Philip Morris International Inc. (NYSE / Euronext Paris: PM) held its 2014 Annual Meeting of Shareholders today. Louis C. Camilleri, Chairman of the Board, addressed shareholders and answered questions. André Calantzopoulos, Chief Executive Officer, gave the business presentation, including an update of dynamics in key markets as well as the principal drivers for growth in 2014 and beyond.
“We remain very confident in our ability to achieve a 6% to 8% growth in currency-neutral adjusted diluted EPS in 2014 as we expect our underlying business performance to deliver stronger second and third quarter adjusted diluted EPS growth rates, ex-currency. Although we anticipate continued improvement into the fourth quarter, we will, however, face a more difficult year-on-year comparison,” said Mr. Calantzopoulos.
The company reaffirms its 2014 full-year reported diluted earnings per share (EPS) forecast to be in a range of $5.09 to $5.19, versus $5.26 in 2013, as previously announced on April 17, 2014.
Excluding the unfavorable currency impact, at the then prevailing exchange rates, of approximately $0.61 for the full-year 2014, and the estimated $0.03 per share restructuring charge in Australia, reported diluted EPS are projected to increase by approximately 6% to 8% versus adjusted diluted EPS of $5.40 in 2013. The adjusted diluted EPS of $5.40 in 2013 is calculated as reported diluted EPS of $5.26, plus a $0.02 per share charge related to discrete tax items and a $0.12 per share charge related to asset impairment and exit costs.
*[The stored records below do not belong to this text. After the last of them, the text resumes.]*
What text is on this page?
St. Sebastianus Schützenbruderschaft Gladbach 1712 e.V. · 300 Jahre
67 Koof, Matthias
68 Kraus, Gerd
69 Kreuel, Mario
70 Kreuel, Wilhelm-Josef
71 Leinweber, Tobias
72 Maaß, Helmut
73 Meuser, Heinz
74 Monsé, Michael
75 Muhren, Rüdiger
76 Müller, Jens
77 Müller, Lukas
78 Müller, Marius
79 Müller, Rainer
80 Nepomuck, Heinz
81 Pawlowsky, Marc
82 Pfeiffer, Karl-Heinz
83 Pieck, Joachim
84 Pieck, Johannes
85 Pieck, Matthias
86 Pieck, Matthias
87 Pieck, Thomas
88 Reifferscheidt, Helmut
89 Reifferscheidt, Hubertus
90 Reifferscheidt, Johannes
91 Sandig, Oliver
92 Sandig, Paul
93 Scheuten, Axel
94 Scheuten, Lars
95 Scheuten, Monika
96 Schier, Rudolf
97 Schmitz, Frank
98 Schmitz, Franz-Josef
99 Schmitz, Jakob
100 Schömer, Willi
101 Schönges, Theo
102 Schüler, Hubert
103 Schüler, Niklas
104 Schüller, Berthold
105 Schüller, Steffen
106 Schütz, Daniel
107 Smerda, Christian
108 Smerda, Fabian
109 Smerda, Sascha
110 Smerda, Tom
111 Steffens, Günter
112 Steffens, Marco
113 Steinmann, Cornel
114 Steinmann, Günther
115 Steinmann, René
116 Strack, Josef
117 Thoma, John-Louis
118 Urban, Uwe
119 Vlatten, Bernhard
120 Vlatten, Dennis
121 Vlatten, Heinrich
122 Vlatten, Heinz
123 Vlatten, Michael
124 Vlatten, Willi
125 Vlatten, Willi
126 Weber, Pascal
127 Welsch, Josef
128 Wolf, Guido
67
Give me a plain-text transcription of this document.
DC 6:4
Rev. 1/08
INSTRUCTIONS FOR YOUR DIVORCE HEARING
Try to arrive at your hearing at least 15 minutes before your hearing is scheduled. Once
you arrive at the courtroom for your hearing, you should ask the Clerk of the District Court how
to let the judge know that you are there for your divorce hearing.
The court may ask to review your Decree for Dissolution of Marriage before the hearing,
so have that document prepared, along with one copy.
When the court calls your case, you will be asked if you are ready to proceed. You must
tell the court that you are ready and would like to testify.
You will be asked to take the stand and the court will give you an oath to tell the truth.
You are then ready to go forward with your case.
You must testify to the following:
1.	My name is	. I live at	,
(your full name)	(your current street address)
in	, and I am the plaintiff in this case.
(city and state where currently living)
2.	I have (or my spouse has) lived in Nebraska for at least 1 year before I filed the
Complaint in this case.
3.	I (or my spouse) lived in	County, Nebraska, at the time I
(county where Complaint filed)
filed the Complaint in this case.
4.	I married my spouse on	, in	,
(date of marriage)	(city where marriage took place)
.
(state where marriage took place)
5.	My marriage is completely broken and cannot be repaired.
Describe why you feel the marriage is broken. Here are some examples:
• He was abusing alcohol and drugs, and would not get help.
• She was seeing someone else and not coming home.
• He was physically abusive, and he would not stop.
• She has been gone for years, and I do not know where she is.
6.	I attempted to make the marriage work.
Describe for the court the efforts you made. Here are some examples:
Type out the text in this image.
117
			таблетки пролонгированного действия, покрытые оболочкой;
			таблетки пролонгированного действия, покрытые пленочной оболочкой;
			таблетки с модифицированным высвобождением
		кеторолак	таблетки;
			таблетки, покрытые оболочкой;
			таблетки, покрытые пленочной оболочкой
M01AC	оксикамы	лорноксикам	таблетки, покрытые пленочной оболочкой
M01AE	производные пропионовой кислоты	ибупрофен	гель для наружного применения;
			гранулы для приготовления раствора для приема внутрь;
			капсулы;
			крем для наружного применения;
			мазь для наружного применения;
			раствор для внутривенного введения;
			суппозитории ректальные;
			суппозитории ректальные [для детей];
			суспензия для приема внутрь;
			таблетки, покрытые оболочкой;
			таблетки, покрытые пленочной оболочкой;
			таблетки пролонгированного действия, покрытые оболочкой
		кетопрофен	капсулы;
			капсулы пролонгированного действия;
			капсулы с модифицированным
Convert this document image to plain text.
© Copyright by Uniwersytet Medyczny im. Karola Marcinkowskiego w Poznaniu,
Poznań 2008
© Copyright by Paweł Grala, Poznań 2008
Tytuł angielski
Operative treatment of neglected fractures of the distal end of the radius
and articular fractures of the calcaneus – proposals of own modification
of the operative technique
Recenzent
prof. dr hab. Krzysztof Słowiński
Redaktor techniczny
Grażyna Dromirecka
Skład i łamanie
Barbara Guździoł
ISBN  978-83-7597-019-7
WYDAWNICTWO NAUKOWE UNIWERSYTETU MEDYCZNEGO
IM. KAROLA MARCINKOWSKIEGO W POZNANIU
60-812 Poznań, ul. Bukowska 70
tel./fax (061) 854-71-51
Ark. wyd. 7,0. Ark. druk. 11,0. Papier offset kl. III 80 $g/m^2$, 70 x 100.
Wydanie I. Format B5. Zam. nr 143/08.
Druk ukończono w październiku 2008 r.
This forecast includes a productivity and cost savings target of $300 million and a share repurchase target of $4.0 billion. This forecast excludes the impact of any future acquisitions, unanticipated asset impairment and exit cost charges, future changes in currency exchange rates and any unusual events. This forecast also excludes the proposal to discontinue cigarette production in Bergen op Zoom in the Netherlands.